Halo saya baru di fandom ini o/ perkenalkan saya coretDin-kuncoret Fu-Fan =))

Sebenernya saya udah lama mau publish fic di Hetalia tapi tapi /plik (?) udah ah curcolnya =3= kembali ke fic /digiles. Oh iya satu lagi!

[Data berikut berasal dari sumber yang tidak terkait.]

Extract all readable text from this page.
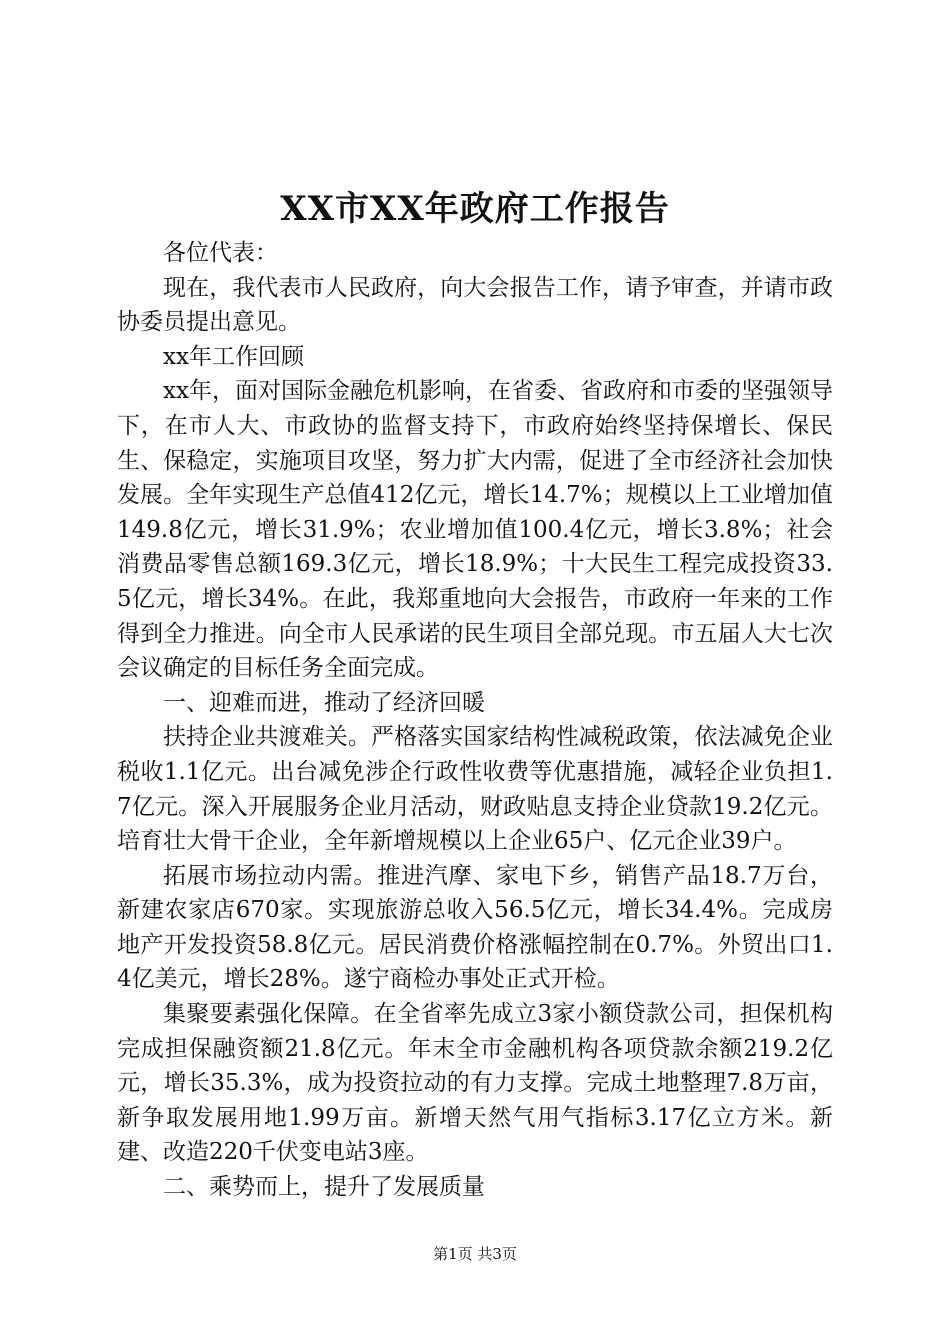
XX市XX年政府工作报告

各位代表：

现在，我代表市人民政府，向大会报告工作，请予审查，并请市政协委员提出意见。

xx年工作回顾

xx年，面对国际金融危机影响，在省委、省政府和市委的坚强领导下，在市人大、市政协的监督支持下，市政府始终坚持保增长、保民生、保稳定，实施项目攻坚，努力扩大内需，促进了全市经济社会加快发展。全年实现生产总值412亿元，增长14.7%；规模以上工业增加值149.8亿元，增长31.9%；农业增加值100.4亿元，增长3.8%；社会消费品零售总额169.3亿元，增长18.9%；十大民生工程完成投资33.5亿元，增长34%。在此，我郑重地向大会报告，市政府一年来的工作得到全力推进。向全市人民承诺的民生项目全部兑现。市五届人大七次会议确定的目标任务全面完成。

一、迎难而进，推动了经济回暖

扶持企业共渡难关。严格落实国家结构性减税政策，依法减免企业税收1.1亿元。出台减免涉企行政性收费等优惠措施，减轻企业负担1.7亿元。深入开展服务企业月活动，财政贴息支持企业贷款19.2亿元。培育壮大骨干企业，全年新增规模以上企业65户、亿元企业39户。

拓展市场拉动内需。推进汽摩、家电下乡，销售产品18.7万台，新建农家店670家。实现旅游总收入56.5亿元，增长34.4%。完成房地产开发投资58.8亿元。居民消费价格涨幅控制在0.7%。外贸出口1.4亿美元，增长28%。遂宁商检办事处正式开检。

集聚要素强化保障。在全省率先成立3家小额贷款公司，担保机构完成担保融资额21.8亿元。年末全市金融机构各项贷款余额219.2亿元，增长35.3%，成为投资拉动的有力支撑。完成土地整理7.8万亩，新争取发展用地1.99万亩。新增天然气用气指标3.17亿立方米。新建、改造220千伏变电站3座。

二、乘势而上，提升了发展质量

第1页 共3页
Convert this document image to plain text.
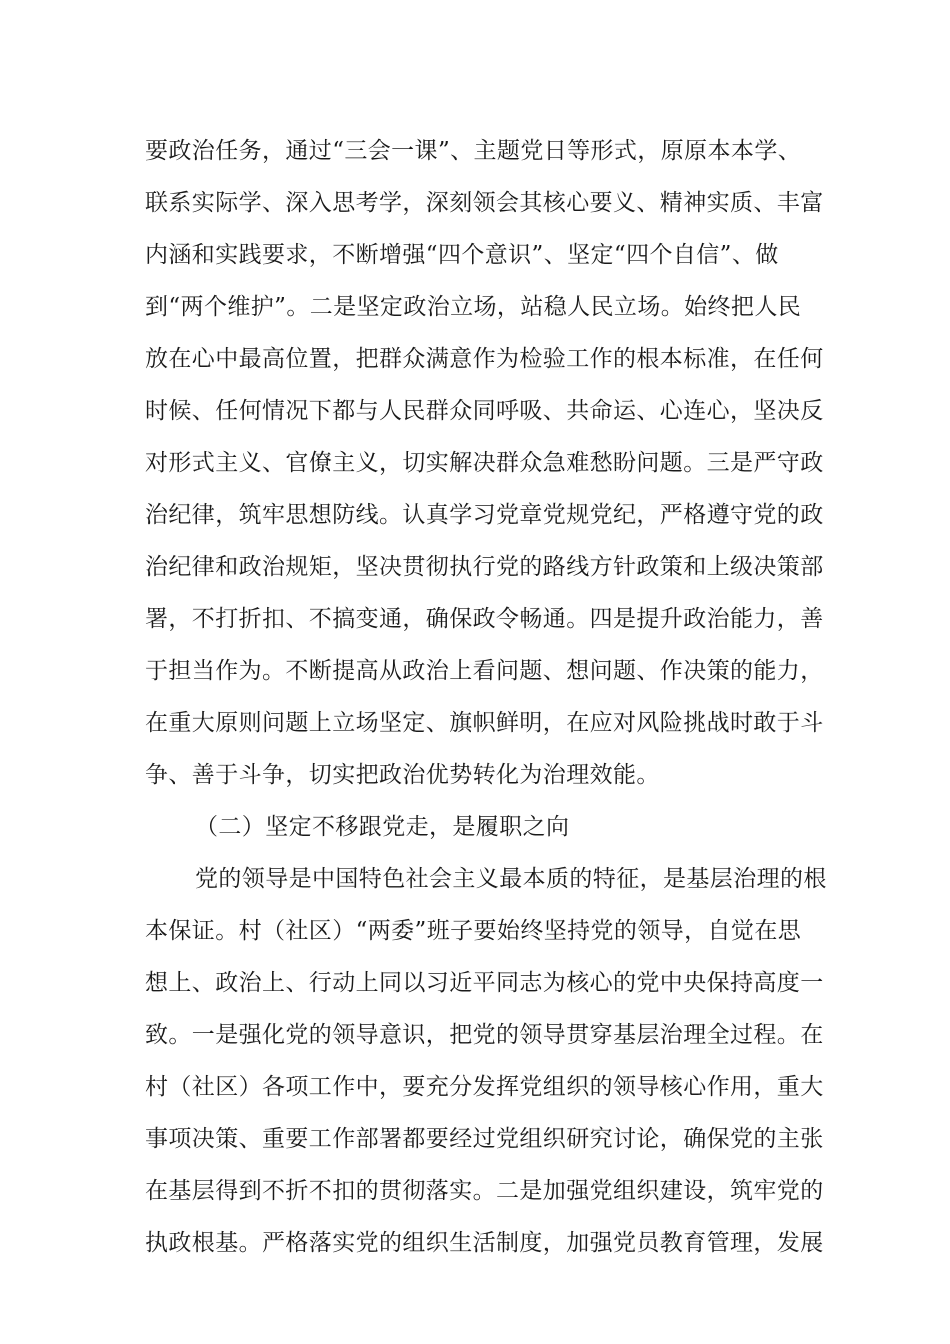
要政治任务，通过“三会一课”、主题党日等形式，原原本本学、
联系实际学、深入思考学，深刻领会其核心要义、精神实质、丰富
内涵和实践要求，不断增强“四个意识”、坚定“四个自信”、做
到“两个维护”。二是坚定政治立场，站稳人民立场。始终把人民
放在心中最高位置，把群众满意作为检验工作的根本标准，在任何
时候、任何情况下都与人民群众同呼吸、共命运、心连心，坚决反
对形式主义、官僚主义，切实解决群众急难愁盼问题。三是严守政
治纪律，筑牢思想防线。认真学习党章党规党纪，严格遵守党的政
治纪律和政治规矩，坚决贯彻执行党的路线方针政策和上级决策部
署，不打折扣、不搞变通，确保政令畅通。四是提升政治能力，善
于担当作为。不断提高从政治上看问题、想问题、作决策的能力，
在重大原则问题上立场坚定、旗帜鲜明，在应对风险挑战时敢于斗
争、善于斗争，切实把政治优势转化为治理效能。
（二）坚定不移跟党走，是履职之向
党的领导是中国特色社会主义最本质的特征，是基层治理的根
本保证。村（社区）“两委”班子要始终坚持党的领导，自觉在思
想上、政治上、行动上同以习近平同志为核心的党中央保持高度一
致。一是强化党的领导意识，把党的领导贯穿基层治理全过程。在
村（社区）各项工作中，要充分发挥党组织的领导核心作用，重大
事项决策、重要工作部署都要经过党组织研究讨论，确保党的主张
在基层得到不折不扣的贯彻落实。二是加强党组织建设，筑牢党的
执政根基。严格落实党的组织生活制度，加强党员教育管理，发展
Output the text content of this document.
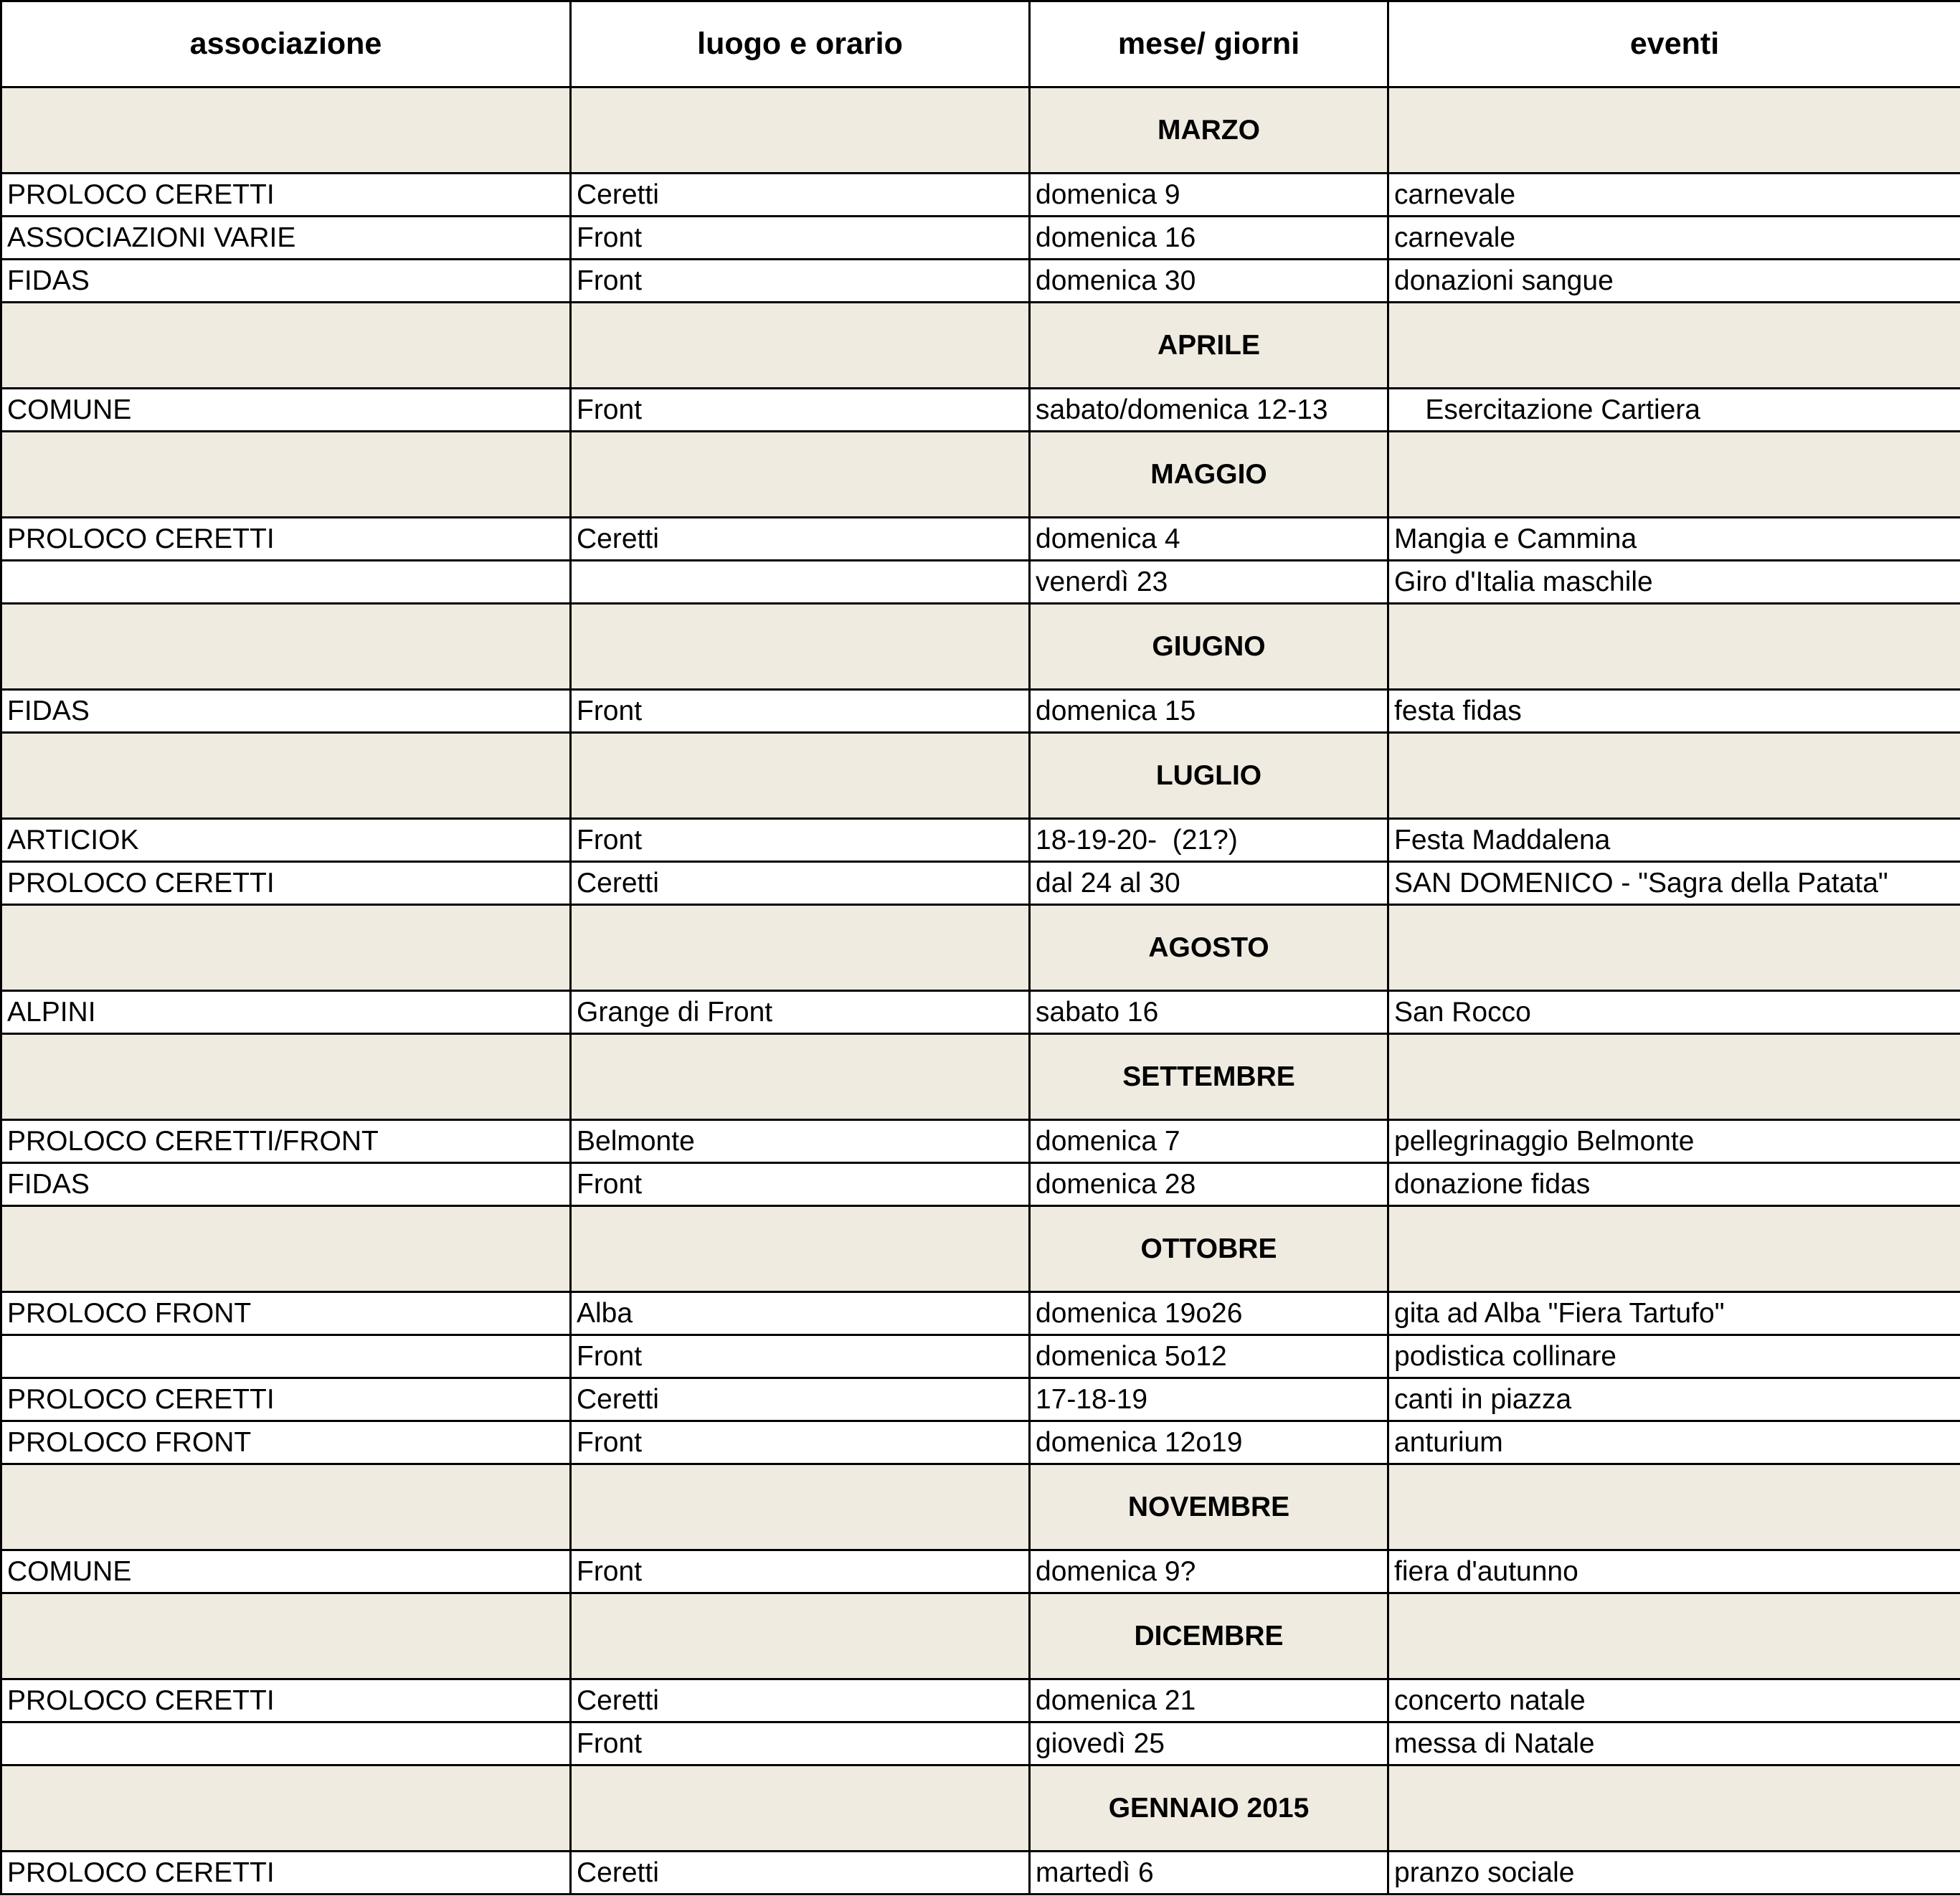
associazione	luogo e orario	mese/ giorni	eventi
		MARZO	
PROLOCO CERETTI	Ceretti	domenica 9	carnevale
ASSOCIAZIONI VARIE	Front	domenica 16	carnevale
FIDAS	Front	domenica 30	donazioni sangue
		APRILE	
COMUNE	Front	sabato/domenica 12-13	Esercitazione Cartiera
		MAGGIO	
PROLOCO CERETTI	Ceretti	domenica 4	Mangia e Cammina
		venerdì 23	Giro d'Italia maschile
		GIUGNO	
FIDAS	Front	domenica 15	festa fidas
		LUGLIO	
ARTICIOK	Front	18-19-20-  (21?)	Festa Maddalena
PROLOCO CERETTI	Ceretti	dal 24 al 30	SAN DOMENICO - "Sagra della Patata"
		AGOSTO	
ALPINI	Grange di Front	sabato 16	San Rocco
		SETTEMBRE	
PROLOCO CERETTI/FRONT	Belmonte	domenica 7	pellegrinaggio Belmonte
FIDAS	Front	domenica 28	donazione fidas
		OTTOBRE	
PROLOCO FRONT	Alba	domenica 19o26	gita ad Alba "Fiera Tartufo"
	Front	domenica 5o12	podistica collinare
PROLOCO CERETTI	Ceretti	17-18-19	canti in piazza
PROLOCO FRONT	Front	domenica 12o19	anturium
		NOVEMBRE	
COMUNE	Front	domenica 9?	fiera d'autunno
		DICEMBRE	
PROLOCO CERETTI	Ceretti	domenica 21	concerto natale
	Front	giovedì 25	messa di Natale
		GENNAIO 2015	
PROLOCO CERETTI	Ceretti	martedì 6	pranzo sociale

Saya ngetik fic ini karena ide dari EmilyJonesFujo atau RPer Fem!America di #hetacrew XD arigachuuu.

Disclaimer: Hidekaz Himaruya

Warning: Yaoi, AU, OOC, abal. Use human name.

Don't Like, Don't Read

Mi Dispiace

Pagi itu di Madrid, Spanyol sudah ramai seperti biasa, melakukan aktivitas sehari-hari. Berdagang, bekerja, sekolah, dan bermain semua orang memadati setiap ujung kota. Disinilah kita bisa melihat rumah besar nan megah dipusat kota Spanyol ini, bisa dibilang rumah paling besar ehem. Terlihat seorang Spaniard yang sedang membangunkan seseorang lagi, pemuda Italian.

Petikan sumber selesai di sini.